Perhaps today we use “bah, humbug”as our response to the distancing from family and friends that Covid wrought.
Why do we so enjoy a story now nearly 180 years after it was written? We want to see the reformation of this guy who’s been lost. Because if he can, then maybe there is hope for us.
We all embrace our Ghost of Christmas Past: the warm memories of growing up during the holiday with family and friends.
The Ghost of Christmas Future gives Scrooge a visionary tour of his employee Bob Cratchit and family observing Christmas without their frail son Tiny Tim, Scrooge’s funeral attended by only two fellow businessmen hoping for some of Ebenezer’s money, and finally his tombstone.
“But Spirit, tell me, is there hope? Is there a chance for redemption?” Scrooge pleads. “I’m not the man I was. I’ve changed.”
And as we know, Scrooge does indeed change. Generosity replaces his miserly greed. Care for the poor replaces his selfishness. The well-being of employee Bob Cratchit and his family matters now. Scrooge no longer shuts himself off from his own family.
But those reversals only come after Scrooge looks inward. It’s easier to watch Scrooge endure that accountability check than doing so on ourselves. How many of us would like those ghosts to come into our life and show us of our foibles?
The year 2020 has placed lots of us in Scrooge’s position, perhaps for different reasons. Its impositions have peeled away the layers of our routines, down to the core essentials.
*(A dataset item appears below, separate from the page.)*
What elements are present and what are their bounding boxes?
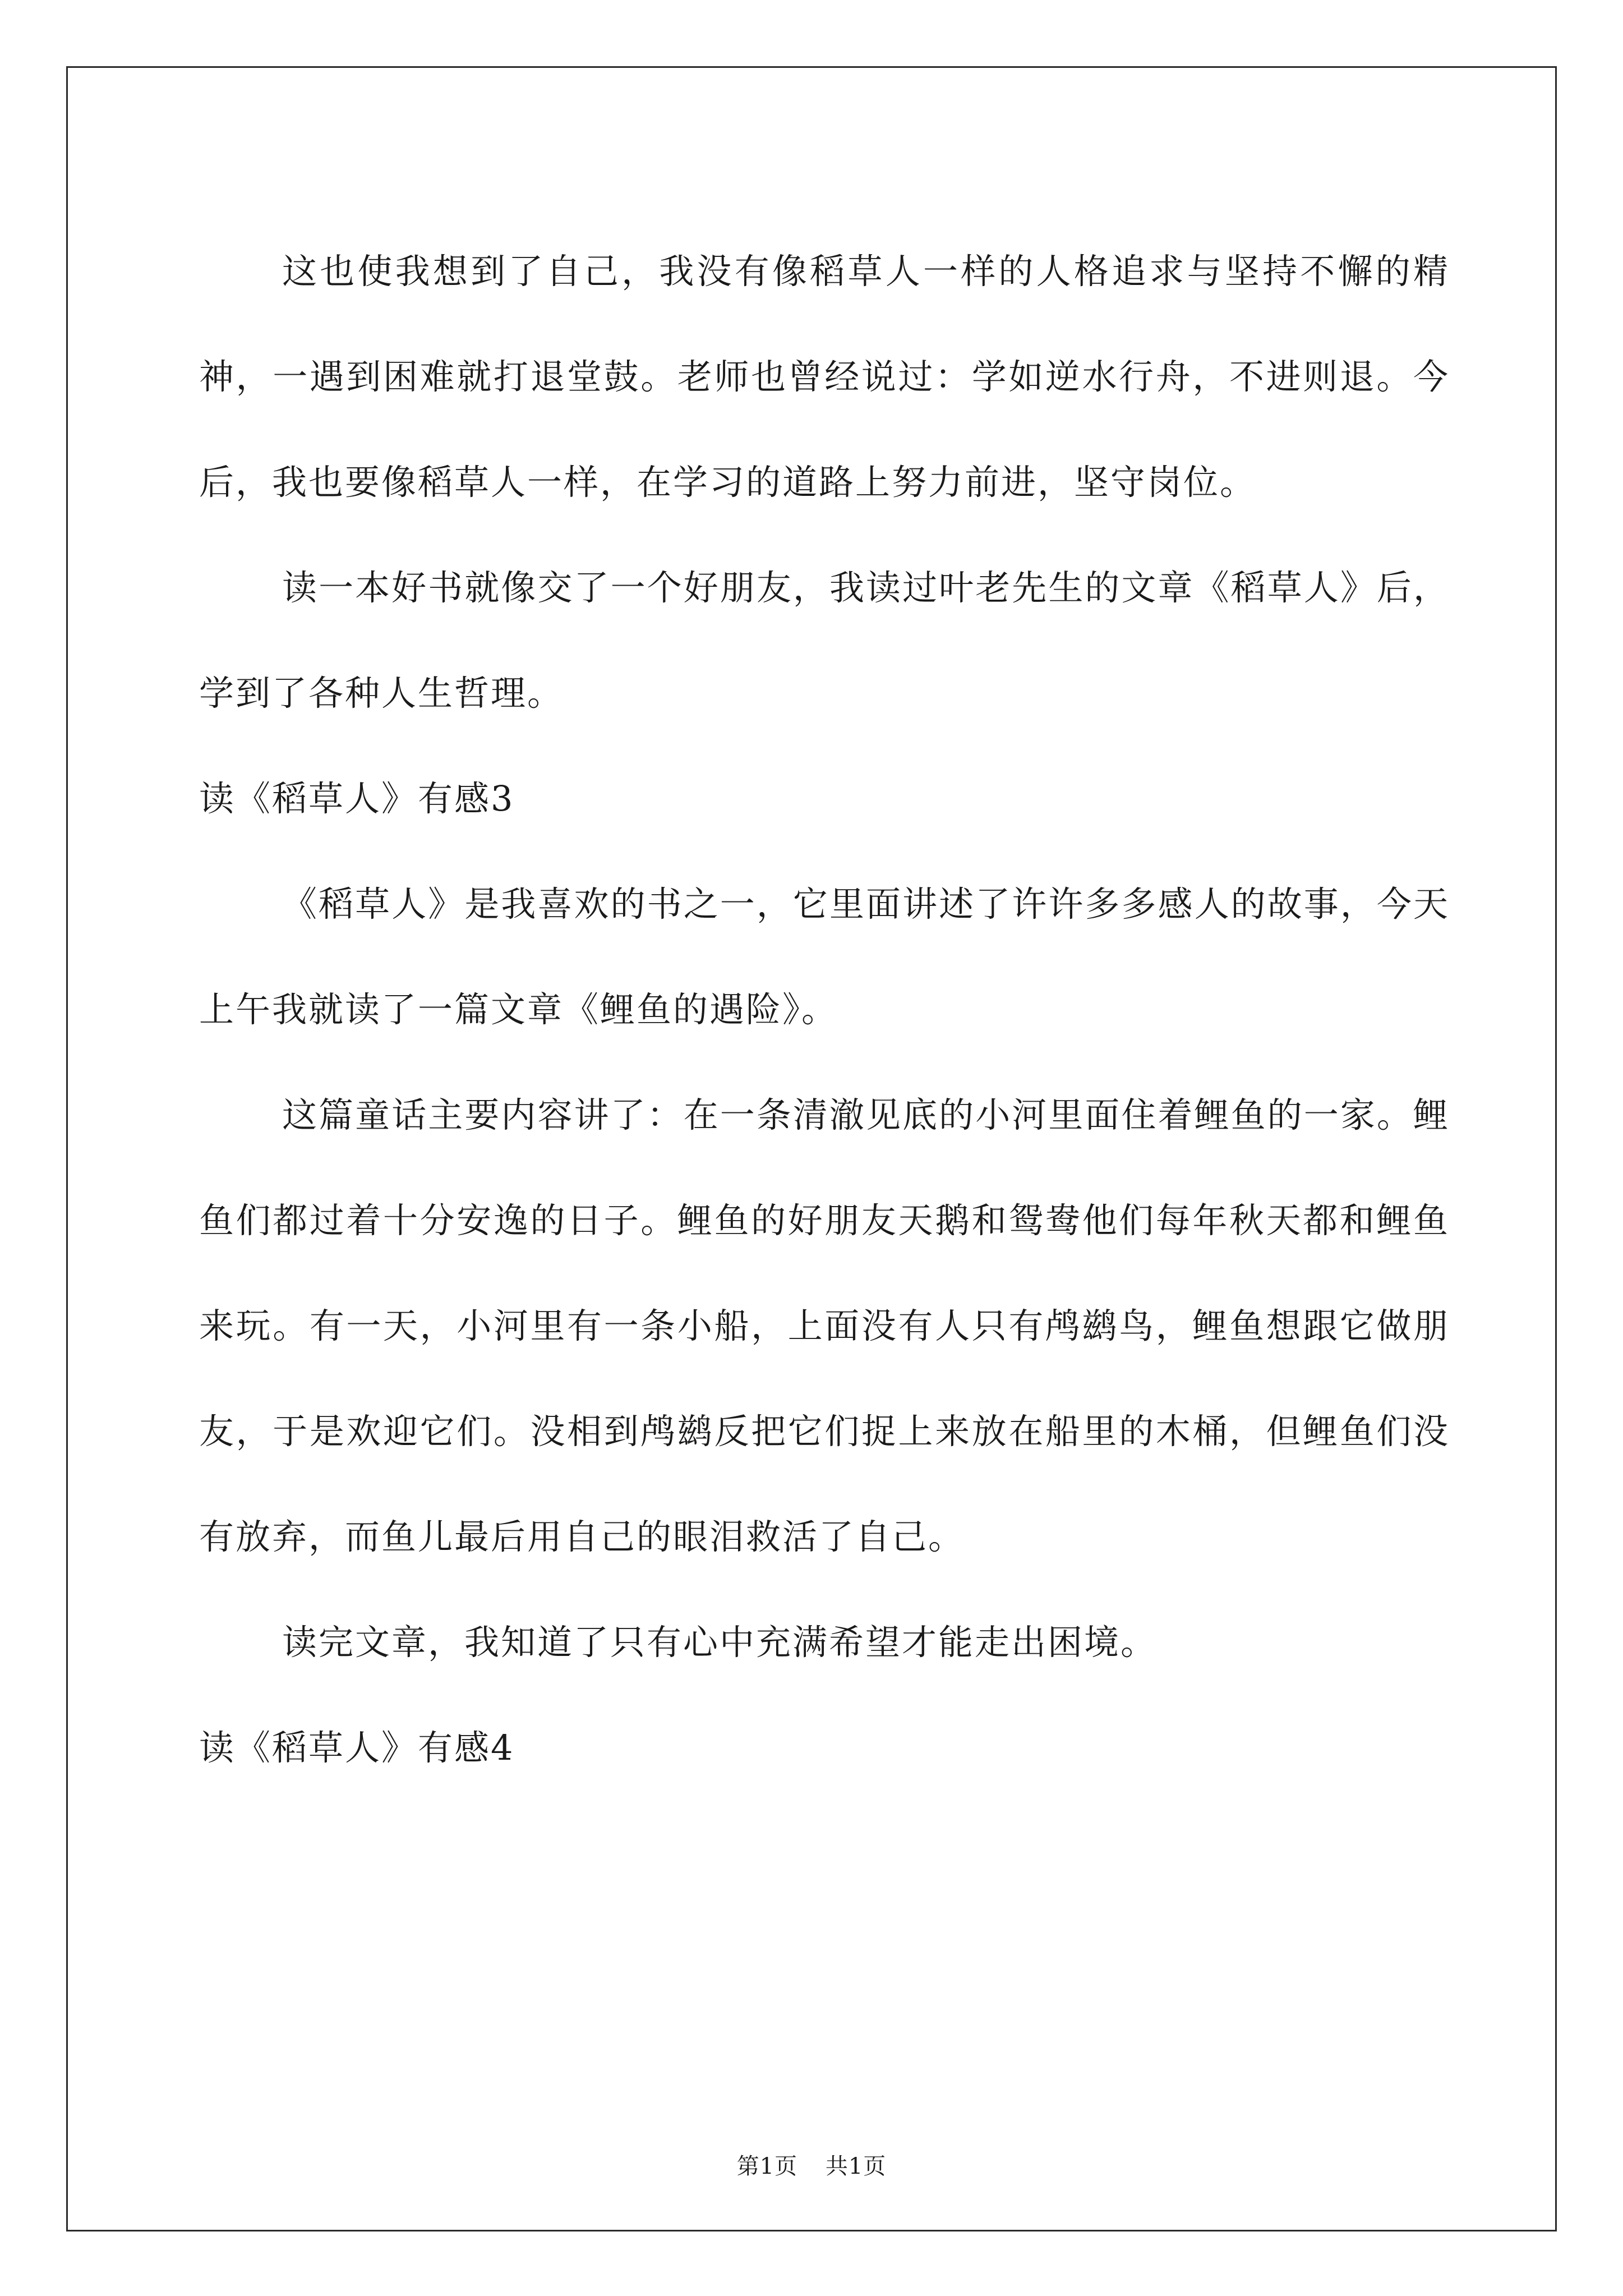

Maybe we’re appreciating parts of our lifestyles that have been temporarily halted because of the spreading COVID-19. Or, we’re realizing some things held too high a priority in our lives. Or, we’re seeing loved ones and friends as more precious than before, especially those kept distant by our isolation. Some may rethink their treatment of others with different viewpoints on the election, or those demonstrating over social injustices, or folks whose health put at risk by not masking up.
Even in this surging pandemic, we can experience Dickens’ story. Dozens of film versions exist, dating from the 1930s to the present. Anyone can find a version of “A Christmas Carol” that will connect with them.
And even in 2020, no matter our past or present, we can be reminded that we all can be redeemed. And for that Tiny Tim proclaims “God bless us, everyone.”